# The need for optimization

## Loss Function
![image-3](image-3.png)

- Lower loss function value means a better model
- Goal: Find the weights that give the lowest value for the loss function
- **Gradient descent**

## Gradient descent
- Start at random point
- Until you are somewhere flat:
    - Find the slope
    - Take a step downhill

## Coding how weight changes affect accuracy
![image-4](image-4.png)


In [1]:
import numpy as np

# Input nodes
inputs = np.array([0,3])

# Initial weights
weights = {'weight_0': np.array([2,1]),
           'weight_1': np.array([1,2]),
           'output': np.array([1,1])}

# Target value
target = np.array(3)

In [2]:
# Function that calculates value at each node
def calc_nodes(inputs, weights):
    node_0 = (inputs*weights['weight_0']).sum()
    node_1 = (inputs*weights['weight_1']).sum()
    hidden = np.array([node_0,node_1])
    output = (hidden*weights['output']).sum()
    return output

In [3]:
# Calculate output at initial weight
init_weight = calc_nodes(inputs, weights)

# Error for initial weight
error_0 = init_weight - target
error_0

6

In [4]:
# Update the weights
upt_weights = {'weight_0': np.array([2,1]),
           'weight_1': np.array([1,1]),
           'output': np.array([0.5,0.5])}

# Calculate for updated weights
pred = calc_nodes(inputs, upt_weights)

# Error for updated weight
error_1 = pred - target
error_1

0.0

# Gradient Descent

![gradient_descent_LR_0.2.gif](gradient_descent_LR_0.2.gif)

- With gradient descent, you repeatedly found a slope capturing how your loss function changes as a weight changes. Then, make a small change to the weight to get to a lower point and repeat this until you cannot go downhill any more. 

![image-6](image-6.png)

- If the slope is positive, going opposite the slope means moving to lower numbers.
- Subtracting the slope from the current value achieves this. But too big a step might lead us far astray.
- So, instead of directly subtracting the slope, we multiply the slope by a small number, called the learning rate, and we change the weight by the product of that multiplication. 

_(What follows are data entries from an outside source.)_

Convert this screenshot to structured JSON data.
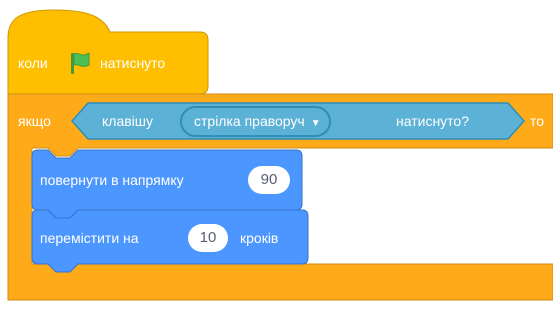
{
  "hat_block": {
    "label_when": "коли",
    "flag_icon": "green-flag-icon",
    "label_clicked": "натиснуто"
  },
  "if_block": {
    "label_if": "якщо",
    "label_then": "то"
  },
  "sensing_block": {
    "label_key": "клавішу",
    "key_value": "стрілка праворуч",
    "label_pressed": "натиснуто?"
  },
  "turn_block": {
    "label": "повернути в напрямку",
    "value": "90"
  },
  "move_block": {
    "label_before": "перемістити на",
    "value": "10",
    "label_after": "кроків"
  },
  "colors": {
    "events": "#ffbf00",
    "control": "#ffab19",
    "sensing": "#5cb1d6",
    "motion": "#4c97ff",
    "flag": "#4cbf56"
  }
}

## Slope calculation example
![image-8](image-8.png)

- To calculate the slope for a weight, need to multiply:
1. **Slope of the loss function w.r.t value at the node we feed into**
- eg. For mean_squared loss function : Slope of mean-squared loss function w.r.t prediction
- i.e  2 (Predicted Value - Actual Value) = 2 x Error ; here: 2 * -4
2. **The value of the node that feed into our weight** ; here: 3
3. **Slope of the activation function w.r.t value we feed into** ; here: none
Note: for the ReLU function, the slope is 0 if the input into a node is negative. If the input into the node is positive, the output is the same as the input. So the slope would be 1.

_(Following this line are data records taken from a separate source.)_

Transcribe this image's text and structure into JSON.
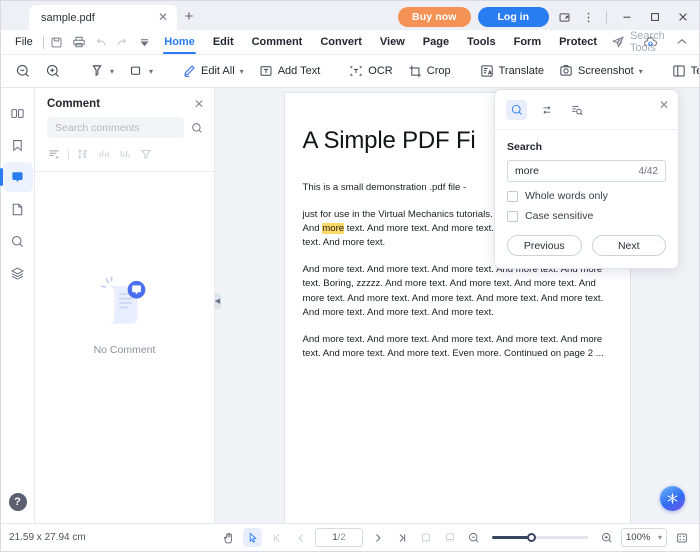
{
  "titlebar": {
    "tab": {
      "label": "sample.pdf",
      "close_icon": "close-icon"
    },
    "new_tab_icon": "plus-icon",
    "buy_now": "Buy now",
    "log_in": "Log in",
    "restore_icon": "restore-window-icon",
    "more_icon": "more-vertical-icon",
    "minimize": "–",
    "maximize": "□",
    "close": "✕"
  },
  "menubar": {
    "file": "File",
    "quick_icons": [
      "save-icon",
      "print-icon",
      "undo-icon",
      "redo-icon",
      "customize-dropdown-icon"
    ],
    "items": [
      {
        "label": "Home",
        "active": true
      },
      {
        "label": "Edit",
        "active": false
      },
      {
        "label": "Comment",
        "active": false
      },
      {
        "label": "Convert",
        "active": false
      },
      {
        "label": "View",
        "active": false
      },
      {
        "label": "Page",
        "active": false
      },
      {
        "label": "Tools",
        "active": false
      },
      {
        "label": "Form",
        "active": false
      },
      {
        "label": "Protect",
        "active": false
      }
    ],
    "search_tools_placeholder": "Search Tools",
    "right_icons": [
      "share-icon",
      "cloud-upload-icon",
      "collapse-ribbon-icon"
    ]
  },
  "ribbon": {
    "items": [
      {
        "name": "zoom-out-button",
        "label": "",
        "icon": "zoom-out-icon",
        "caret": false
      },
      {
        "name": "zoom-in-button",
        "label": "",
        "icon": "zoom-in-icon",
        "caret": false
      },
      {
        "name": "highlight-button",
        "label": "",
        "icon": "highlight-icon",
        "caret": true
      },
      {
        "name": "shape-button",
        "label": "",
        "icon": "rectangle-icon",
        "caret": true
      },
      {
        "name": "edit-all-button",
        "label": "Edit All",
        "icon": "edit-pencil-icon",
        "caret": true
      },
      {
        "name": "add-text-button",
        "label": "Add Text",
        "icon": "add-text-icon",
        "caret": false
      },
      {
        "name": "ocr-button",
        "label": "OCR",
        "icon": "ocr-icon",
        "caret": false
      },
      {
        "name": "crop-button",
        "label": "Crop",
        "icon": "crop-icon",
        "caret": false
      },
      {
        "name": "translate-button",
        "label": "Translate",
        "icon": "translate-icon",
        "caret": false
      },
      {
        "name": "screenshot-button",
        "label": "Screenshot",
        "icon": "camera-icon",
        "caret": true
      },
      {
        "name": "template-button",
        "label": "Temp",
        "icon": "template-icon",
        "caret": false
      }
    ]
  },
  "rail": {
    "items": [
      {
        "name": "sidebar-item-thumbnails",
        "icon": "thumbnails-icon",
        "active": false
      },
      {
        "name": "sidebar-item-bookmarks",
        "icon": "bookmark-icon",
        "active": false
      },
      {
        "name": "sidebar-item-comments",
        "icon": "comment-icon",
        "active": true
      },
      {
        "name": "sidebar-item-attachments",
        "icon": "page-icon",
        "active": false
      },
      {
        "name": "sidebar-item-search",
        "icon": "search-icon",
        "active": false
      },
      {
        "name": "sidebar-item-layers",
        "icon": "layers-icon",
        "active": false
      }
    ],
    "help": "?"
  },
  "comment_panel": {
    "title": "Comment",
    "close_icon": "close-icon",
    "search_placeholder": "Search comments",
    "search_icon": "search-icon",
    "tools": [
      "sort-list-icon",
      "sort-az-icon",
      "filter-bars-icon",
      "group-bars-icon",
      "filter-funnel-icon"
    ],
    "empty_text": "No Comment"
  },
  "document": {
    "heading": "A Simple PDF Fi",
    "paragraphs": [
      "This is a small demonstration .pdf file -",
      "just for use in the Virtual Mechanics tutorials. More text. And more text. And more text. And more text. And more text. And more text. And more text. And more text. And more text.",
      "And more text. And more text. And more text. And more text. And more text. Boring, zzzzz. And more text. And more text. And more text. And more text. And more text. And more text. And more text. And more text. And more text. And more text. And more text.",
      "And more text. And more text. And more text. And more text. And more text. And more text. And more text. Even more. Continued on page 2 ..."
    ],
    "highlight_word": "more",
    "ai_button_icon": "ai-assistant-icon"
  },
  "search_dialog": {
    "tabs": [
      {
        "name": "search-tab",
        "icon": "search-icon",
        "active": true
      },
      {
        "name": "replace-tab",
        "icon": "replace-icon",
        "active": false
      },
      {
        "name": "advanced-search-tab",
        "icon": "search-list-icon",
        "active": false
      }
    ],
    "close_icon": "close-icon",
    "label": "Search",
    "query": "more",
    "match_count": "4/42",
    "whole_words_label": "Whole words only",
    "whole_words_checked": false,
    "case_sensitive_label": "Case sensitive",
    "case_sensitive_checked": false,
    "previous_label": "Previous",
    "next_label": "Next"
  },
  "statusbar": {
    "dimensions": "21.59 x 27.94 cm",
    "hand_tool_icon": "hand-icon",
    "select_tool_icon": "select-cursor-icon",
    "first_page_icon": "first-page-icon",
    "prev_page_icon": "prev-page-icon",
    "current_page": "1",
    "page_separator": "/",
    "total_pages": "2",
    "next_page_icon": "next-page-icon",
    "last_page_icon": "last-page-icon",
    "single_page_icon": "single-page-view-icon",
    "continuous_icon": "continuous-view-icon",
    "zoom_out_icon": "zoom-out-icon",
    "zoom_in_icon": "zoom-in-icon",
    "zoom_level": "100%",
    "zoom_caret": "▾",
    "fit_icon": "fit-page-icon"
  },
  "colors": {
    "accent": "#2a7df0",
    "buy_now": "#f59256",
    "highlight": "#ffd966",
    "app_bg": "#f2f3f7"
  }
}
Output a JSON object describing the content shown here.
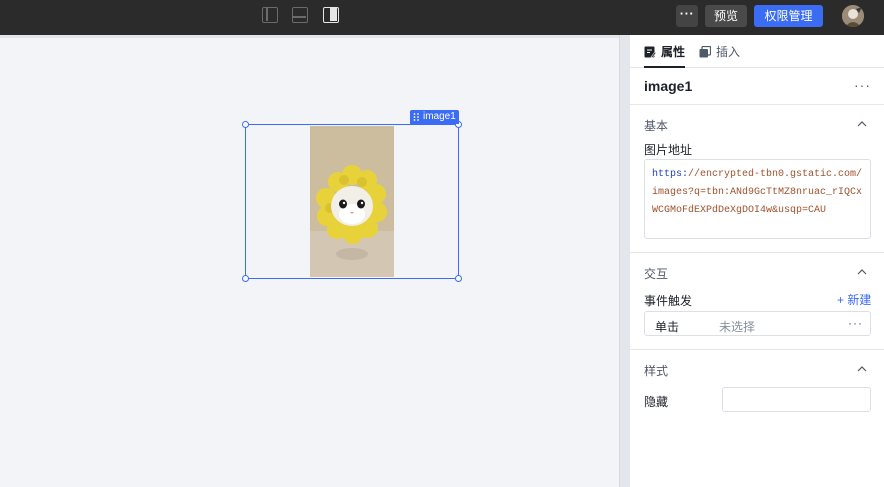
{
  "toolbar": {
    "more_label": "···",
    "preview_label": "预览",
    "permission_label": "权限管理",
    "accent_color": "#3b6cf6"
  },
  "canvas": {
    "selected_component_tag": "image1"
  },
  "panel": {
    "tabs": [
      {
        "label": "属性",
        "icon": "properties-icon",
        "active": true
      },
      {
        "label": "插入",
        "icon": "insert-icon",
        "active": false
      }
    ],
    "component_name": "image1",
    "component_more": "···",
    "sections": {
      "basic": {
        "title": "基本",
        "image_url_label": "图片地址",
        "image_url_protocol": "https:",
        "image_url_rest": "//encrypted-tbn0.gstatic.com/images?q=tbn:ANd9GcTtMZ8nruac_rIQCxWCGMoFdEXPdDeXgDOI4w&usqp=CAU"
      },
      "interaction": {
        "title": "交互",
        "event_trigger_label": "事件触发",
        "new_label": "+ 新建",
        "event": {
          "name": "单击",
          "value": "未选择",
          "more": "···"
        }
      },
      "style": {
        "title": "样式",
        "hidden_label": "隐藏",
        "hidden_value": ""
      }
    }
  }
}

Thus, slope = 2*-4*3 = -24
- If `learning rate` is `0.01`, the new weight would be: 2 - 0.01(-24) = 2.24

In [5]:
from numpy import array

# Initializing values
input_data = array([1, 2, 3])
weights = array([0, 2, 1])
target = 0 

In [6]:
# Calculate the predictions: preds
preds = (input_data * weights).sum()

# Calculate the error: error
error = preds - target

# Calculate the slope: slope
slope = 2 * error * input_data

# Print the slope
print(slope)

[14 28 42]


In [7]:
# Set the learning rate: learning_rate
learning_rate = 0.01

# Calculate the predictions: preds
preds = (weights * input_data).sum()

# Calculate the error: error
error = preds - target

# Calculate the slope: slope
slope = 2 * error * input_data

# Update the weights: weights_updated
weights_updated = weights - (slope * learning_rate) #<-- gradient descent

# Get updated predictions: preds_updated
preds_updated = (input_data*weights_updated).sum()

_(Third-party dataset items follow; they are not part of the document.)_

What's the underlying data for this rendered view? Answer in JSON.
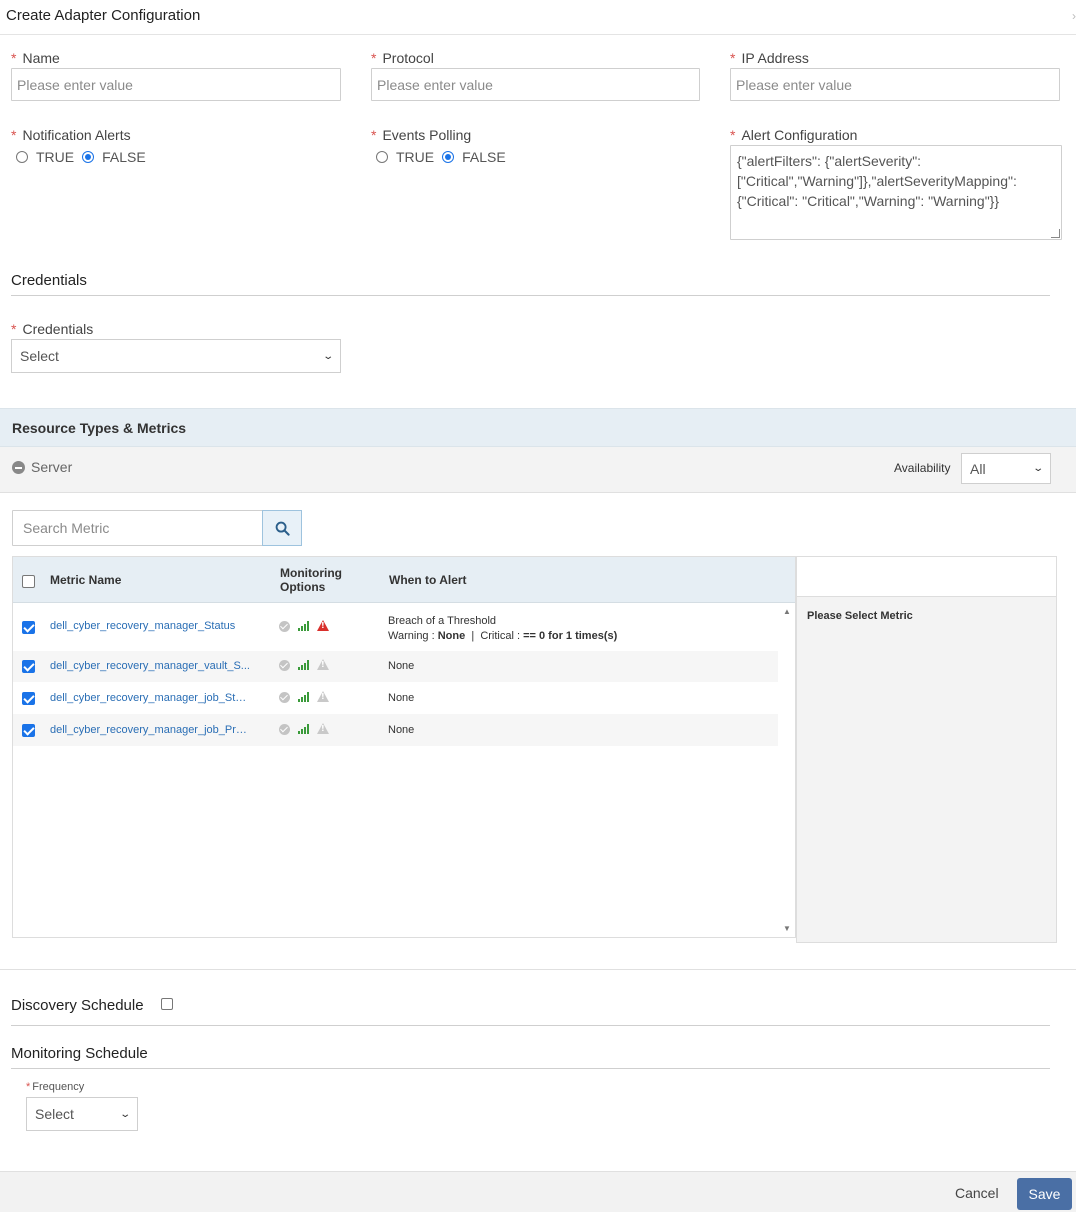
{
  "dialog": {
    "title": "Create Adapter Configuration"
  },
  "fields": {
    "name": {
      "label": "Name",
      "placeholder": "Please enter value"
    },
    "protocol": {
      "label": "Protocol",
      "placeholder": "Please enter value"
    },
    "ip_address": {
      "label": "IP Address",
      "placeholder": "Please enter value"
    },
    "notification_alerts": {
      "label": "Notification Alerts",
      "true_label": "TRUE",
      "false_label": "FALSE",
      "selected": "FALSE"
    },
    "events_polling": {
      "label": "Events Polling",
      "true_label": "TRUE",
      "false_label": "FALSE",
      "selected": "FALSE"
    },
    "alert_configuration": {
      "label": "Alert Configuration",
      "value": "{\"alertFilters\": {\"alertSeverity\":\n[\"Critical\",\"Warning\"]},\"alertSeverityMapping\":\n{\"Critical\": \"Critical\",\"Warning\": \"Warning\"}}"
    }
  },
  "credentials_section": {
    "title": "Credentials",
    "field_label": "Credentials",
    "select_value": "Select"
  },
  "resource_types": {
    "title": "Resource Types & Metrics",
    "group_label": "Server",
    "availability_label": "Availability",
    "availability_value": "All",
    "search_placeholder": "Search Metric",
    "columns": {
      "metric_name": "Metric Name",
      "monitoring_options_1": "Monitoring",
      "monitoring_options_2": "Options",
      "when_to_alert": "When to Alert"
    },
    "rows": [
      {
        "name": "dell_cyber_recovery_manager_Status",
        "checked": true,
        "alert_line1": "Breach of a Threshold",
        "warning_label": "Warning : ",
        "warning_value": "None",
        "critical_label": "  |  Critical : ",
        "critical_value": "== 0 for 1 times(s)",
        "warn_color": "#d9302c"
      },
      {
        "name": "dell_cyber_recovery_manager_vault_S...",
        "checked": true,
        "alert_line1": "None"
      },
      {
        "name": "dell_cyber_recovery_manager_job_Sta...",
        "checked": true,
        "alert_line1": "None"
      },
      {
        "name": "dell_cyber_recovery_manager_job_Pro...",
        "checked": true,
        "alert_line1": "None"
      }
    ],
    "detail_placeholder": "Please Select Metric"
  },
  "discovery_schedule": {
    "title": "Discovery Schedule",
    "checked": false
  },
  "monitoring_schedule": {
    "title": "Monitoring Schedule",
    "frequency_label": "Frequency",
    "frequency_value": "Select"
  },
  "footer": {
    "cancel_label": "Cancel",
    "save_label": "Save"
  },
  "colors": {
    "accent": "#1a73e8",
    "link": "#2a6eb5",
    "required": "#d9534f",
    "save_button": "#4a6fa5",
    "ok_green": "#3a9a3a"
  }
}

# Calculate updated error: error_updated
error_updated = preds_updated-target

# Print the original error
print(error)

# Print the updated error
print(error_updated)

7
5.04


# Backpropagation
![image-7](image-7.png)

- It calculates the necessary slopes sequentially from the weights closest to the prediction, through the hidden layers, eventually back to the weights coming from the inputs
- Allows gradient descent to update all weights in neural network (by getting gradients for all weights)
- Comes from chain rule of calculus

## Example of backpropagation
1. Start at some random set of weights
2. Use forward propagation to make a prediction

![image-9](image-9.png)

3. Use backward propagation to calculate the slope of the loss function w.r.t each weight
- Calculating the slopes: 
    - For node '1': 2 x error x input x slope of activation function = 2 x 3 x 1 = 6 i.e gradient for weight 1 is 6
    - For node '3': 2 x error x input x slope of activation function = 2 x 3 x 3 = 18 i.e gradient for weight 2 is 18
4. Multiply that slope by the learning rate, and subtract from the current weights
5. Keep going with that cycle until we get to a flat part